The California Supreme Court answers the Ninth Circuit's certified question -- fairly rapidly, even -- and holds that initiative proponents do indeed have standing under state law to defend that initiative.
The opinion is unanimous. It's also correct. The whole point of an initiative is to get around the regular representative process. This would be frustrated if the executive could effectively invalidate an initiative by refusing to defend it in court.
The (much) harder question is whether, notwithstanding state law, there's Article III standing in federal court. Because just because states might permit a defense doesn't mean that the Constitution allows such a defense in federal court. My personal view is that (1) Article III standing should exist, but (2) under United States Supreme Court precedent, it probably doesn't. To put it differently, if I were writing on a blank slate, I'd hold that there's federal Article III standing, but it nonetheless seems to me that such a position can't be reasonably squared with the Supreme Court's decision in Arizonans for Official Language v.
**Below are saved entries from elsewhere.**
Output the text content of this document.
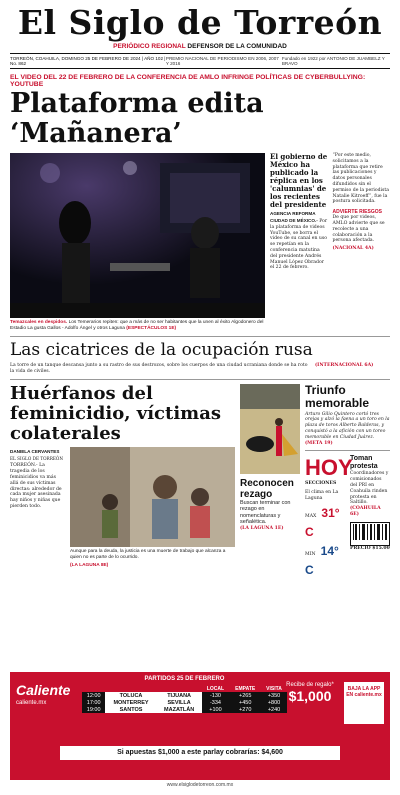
El Siglo de Torreón
PERIÓDICO REGIONAL DEFENSOR DE LA COMUNIDAD
TORREÓN, COAHUILA, DOMINGO 25 DE FEBRERO DE 2024 | AÑO 102 | No. 862
PREMIO NACIONAL DE PERIODISMO EN 2006, 2007 Y 2016
Fundado en 1922 por ANTONIO DE JUAMBELZ Y BRAVO
EL VIDEO DEL 22 DE FEBRERO DE LA CONFERENCIA DE AMLO INFRINGE POLÍTICAS DE CYBERBULLYING: YOUTUBE
Plataforma edita ‘Mañanera’
Temazcales en despidos. Los Temerarios repiten: que a más de no ser habitantes que la unen al éxito Algodonero del Estadio La gusta Gallos - Adolfo Ángel y otros Laguna (ESPECTÁCULOS 1E)
El gobierno de México ha publicado la réplica en los 'calumnias' de los recientes del presidente
AGENCIA REFORMA
CIUDAD DE MÉXICO.- Por la plataforma de videos YouTube, se borra el video de su canal en uso se repetían en la conferencia matutina del presidente Andrés Manuel López Obrador el 22 de febrero.
“Por este medio, solicitamos a la plataforma que retire las publicaciones y datos personales difundidos sin el permiso de la periodista Natalie Kitroeff”, fue la postura solicitada.
ADVIERTE RIESGOS
De que por videos, AMLO advierte que se recolecte a una colaboración a la persona afectada.
(NACIONAL 4A)
Las cicatrices de la ocupación rusa
La torre de un tanque descansa junto a su rastro de sus destrozos, sobre los cuerpos de una ciudad ucraniana donde se ha roto la vida de civiles.
(INTERNACIONAL 6A)
Huérfanos del feminicidio, víctimas colaterales
DANIELA CERVANTES
EL SIGLO DE TORREÓN
TORREÓN.- La tragedia de los feminicidios va más allá de sus víctimas directas: alrededor de cada mujer asesinada hay niños y niñas que pierden todo.
Aunque para la deuda, la justicia es una muerte de trabajo que alcanza a quien no es parte de lo ocurrido.
(LA LAGUNA 8E)
Reconocen rezago
Buscan terminar con rezago en nomenclaturas y señalética.
(LA LAGUNA 1E)
Triunfo memorable
Arturo Gilio Quintero cortó tres orejas y alzó la faena a un toro en la plaza de toros Alberto Balderas, y conquistó a la afición con un toreo memorable en Ciudad Juárez.
(META 19)
HOY
SECCIONES
El clima en La Laguna
MAX 31° C
MIN 14° C
Toman protesta
Coordinadores y comisionados del PRI en Coahuila rinden protesta en Saltillo.
(COAHUILA 6E)
PRECIO $15.00
Caliente
caliente.mx
PARTIDOS 25 DE FEBRERO
			LOCAL	EMPATE	VISITA
12:00	TOLUCA	TIJUANA	-130	+265	+350
17:00	MONTERREY	SEVILLA	-334	+450	+800
19:00	SANTOS	MAZATLÁN	+100	+270	+240
Recibe de regalo*
$1,000	BAJA LA APP EN caliente.mx
Si apuestas $1,000 a este parlay cobrarías: $4,600
www.elsiglodetorreon.com.mx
Arizona or the dismissal for lack of jurisdiction in Continental Illinois. I might well not have signed onto those adjudications, but having been outvoted, I'd be compelled -- either as a lower court (precedent) and perhaps under stare decisis even in the Supreme Court -- to follow it. Hence no standing.
Which will make it interesting to see what the Ninth Circuit -- and, potentially thereafter, the Supreme Court -- will do. I think the Ninth Circuit did the right thing to certify the state law issue, and if it adopts a neutral adjudication, I think it should dismiss the appeal on Article III grounds, if what you're doing is deciding the case based upon existing precedent. What else happens is less clear. I'm not sure whether the Ninth Circuit will critique Arizonans for Official Language even though they accomplish the same result; I know I would. And reasonable minds may differ about what an Article III dismissal means as a practical matter for the underlying case. Though I don't think that either of these things changes the proper outcome.
What the Supreme Court would then do is even less clear. Because, on the conservative side, you'll have a group of justices hostile to gay marriage who nonetheless agree with strict standing limitations and Arizonans for Official Language. So they'll be inclined to want to find standing in this case only and for that reason to distinguish the case, but I don't think that's a reasonable interpretation of what the Court said in that case (or in the earlier dismissal). Did they get it wrong in those prior cases? Perhaps. But when you say, as the Court did in Arizonans, that this Court has "[n]ever identified initiative proponents as Article-III-qualified defenders of the measures they advocated," well, that seems a pretty good answer to whether initiative proponents are Article III-qualified defenders of the measures they advocated. Including here. Again, I think that's not the right rule, but the Court signed onto it (without dissent), and even if it's dicta and if the prior adjudications on Article III grounds were done in a summary fashion, that nonetheless tells you where the Court has previously stood.
I'm nonetheless quite confident at least some justices would adopt precisely such a view. Sadly. And on the liberal side, there are the exact opposite preferences: not liking strict Article III limits but being pro-gay-marriage. So they're in a quandry as well: They might well like to overrule Arizonans for Official Language, but would rather not choose this case in which to do it.
So it'll be interesting to see what transpires. But so far, things are going as they should.